Fuck it’s been a while since I told a joke or said something funny so completely off the topic, “How do you know that you live in a rough area? When you go down your local for a table quiz and the first question is “What the fuck are you looking at?””.

Ok back on topic, once the loaves have doubled in size then pour a little olive oil over the top and sprinkle with some sea salt and place in the oven for about 15mins. You will know when they are done by knocking on them and hearing a hollow sound.

To make the foccacia bread after you have halved the dough then flatten out one half with your hands till it’s about a half-inch thick, then pull it into roughly the shape of a square flat baking tray (which you will be cooking it on anyway!). You can use a rolling-pin but there is really no need, it looks better this way and anyway I can’t be arsed checking if I told you to buy one earlier in the book. Once you have it flattened now use your thumb to push indentations into the top of the dough and fill them with what ever you want, olives, sun blushed tomatoes, baby onions, cubed smoked ham, and hard cheese what ever you want to try then go ahead and try if it works then do it again, if it doesn’t then tell no one of your attempt if will damage your fast growing reputation as a great chef! Once you have it filled with the ingredients of your choice then sprinkle liberally with sea salt and a few twists of black pepper and genrerously drizzle some olive oil over the top before putting it in a warm place and allow to rise for about 20mins. Then put it in the top of the oven (the hottest part) for about 10 – 12 minutes.
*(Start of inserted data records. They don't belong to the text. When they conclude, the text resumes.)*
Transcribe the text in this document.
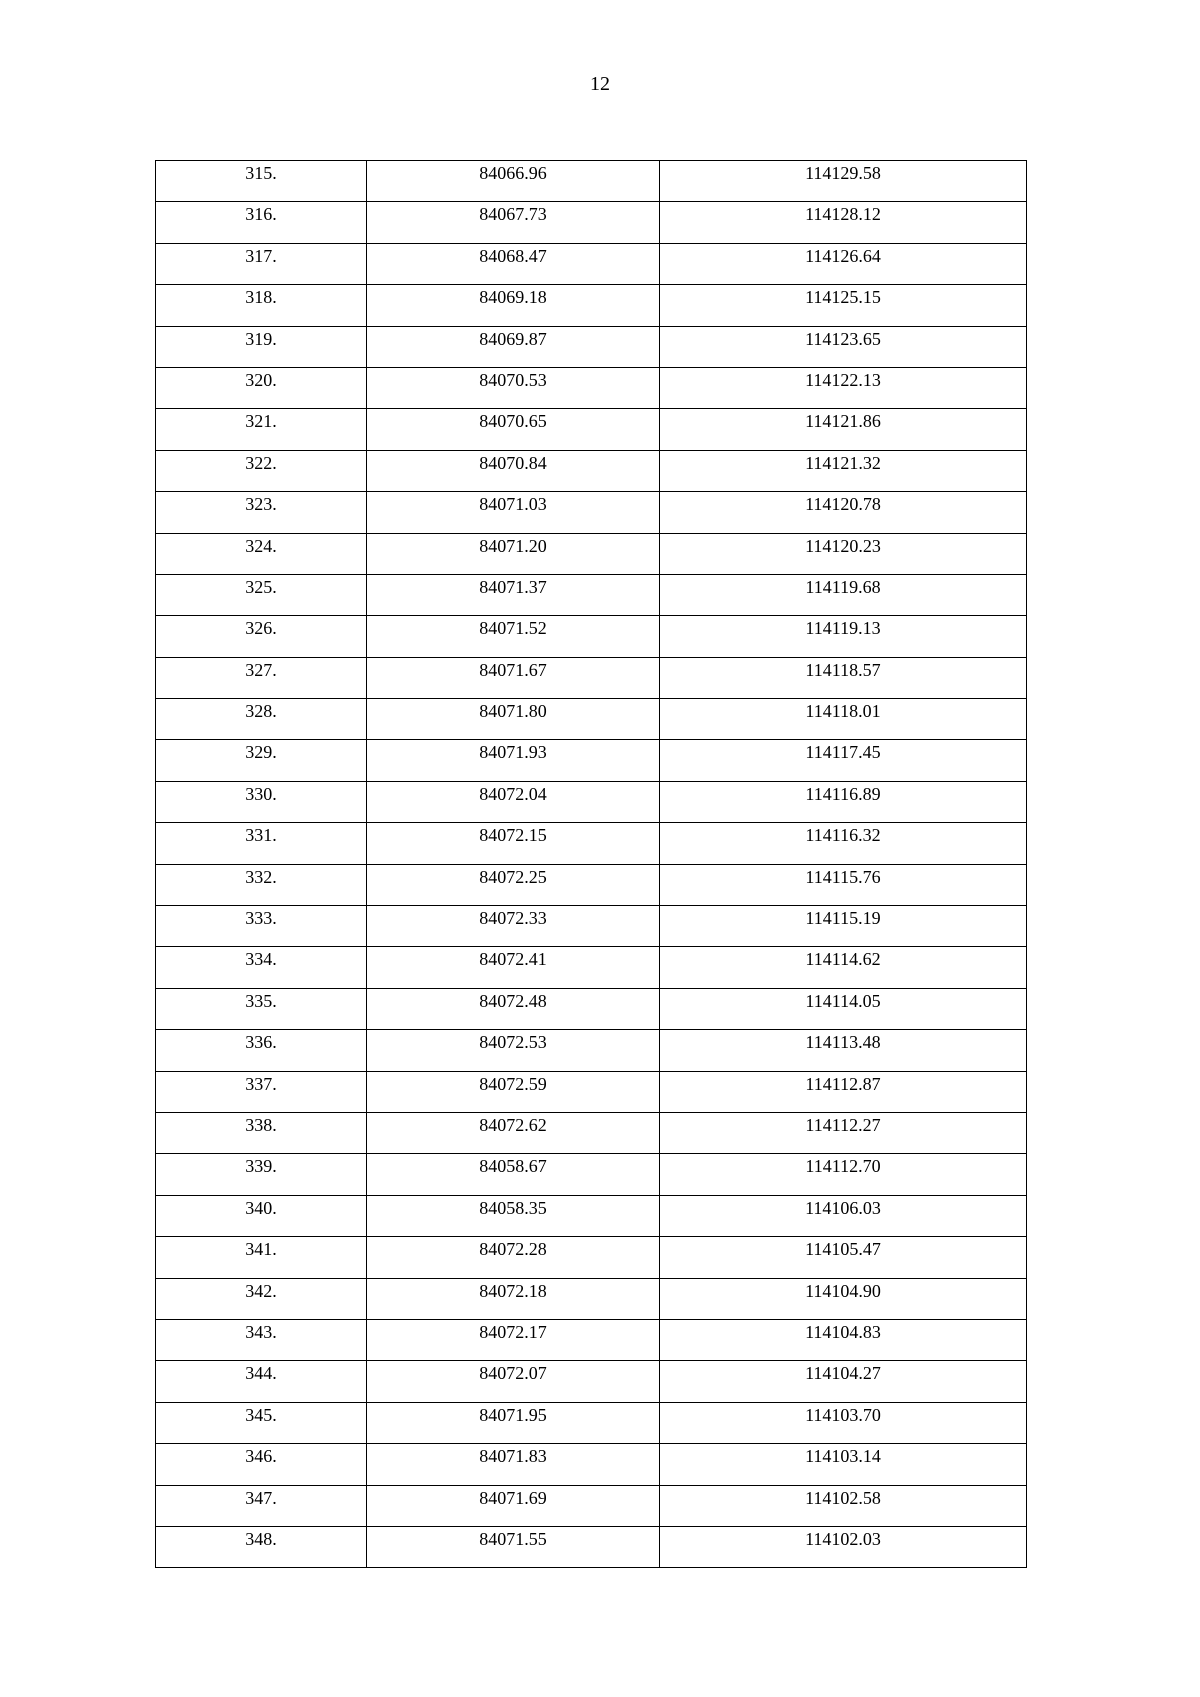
12
315.	84066.96	114129.58
316.	84067.73	114128.12
317.	84068.47	114126.64
318.	84069.18	114125.15
319.	84069.87	114123.65
320.	84070.53	114122.13
321.	84070.65	114121.86
322.	84070.84	114121.32
323.	84071.03	114120.78
324.	84071.20	114120.23
325.	84071.37	114119.68
326.	84071.52	114119.13
327.	84071.67	114118.57
328.	84071.80	114118.01
329.	84071.93	114117.45
330.	84072.04	114116.89
331.	84072.15	114116.32
332.	84072.25	114115.76
333.	84072.33	114115.19
334.	84072.41	114114.62
335.	84072.48	114114.05
336.	84072.53	114113.48
337.	84072.59	114112.87
338.	84072.62	114112.27
339.	84058.67	114112.70
340.	84058.35	114106.03
341.	84072.28	114105.47
342.	84072.18	114104.90
343.	84072.17	114104.83
344.	84072.07	114104.27
345.	84071.95	114103.70
346.	84071.83	114103.14
347.	84071.69	114102.58
348.	84071.55	114102.03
In the case of the rolls merely divide the dough into a dozen or so smaller little loaves and shape them how you want. You can do this after you have added the ingredients to make it a flavoured bread or you can do them plain and sprinkle some sesame or poppy seeds on top before baking them. These will need to be allowed rise before cooking (middle part of the oven for these) for 8 – 10mins again.

That’s it you know how to make bread! Fucking great isn’t it. I mean we are not trying to put Pat the Baker out of business just trying to teach you how to make several rustic breads that are great on their own for brunch or with soups and pasta dishes which we will deal with later.

Handy tip time now….. if you are making rolls or and bread and have a little bit of dough left over then roll it out till it’s the length of a baking tray and very thin, then roll it in some grated parmesan and bake quickly for about 3-5mins in the top of the oven to get cheesy bread sticks! They are great as an alternative to tortilla chips to use with dips when watching a movie with a girl or watching the football with your mates.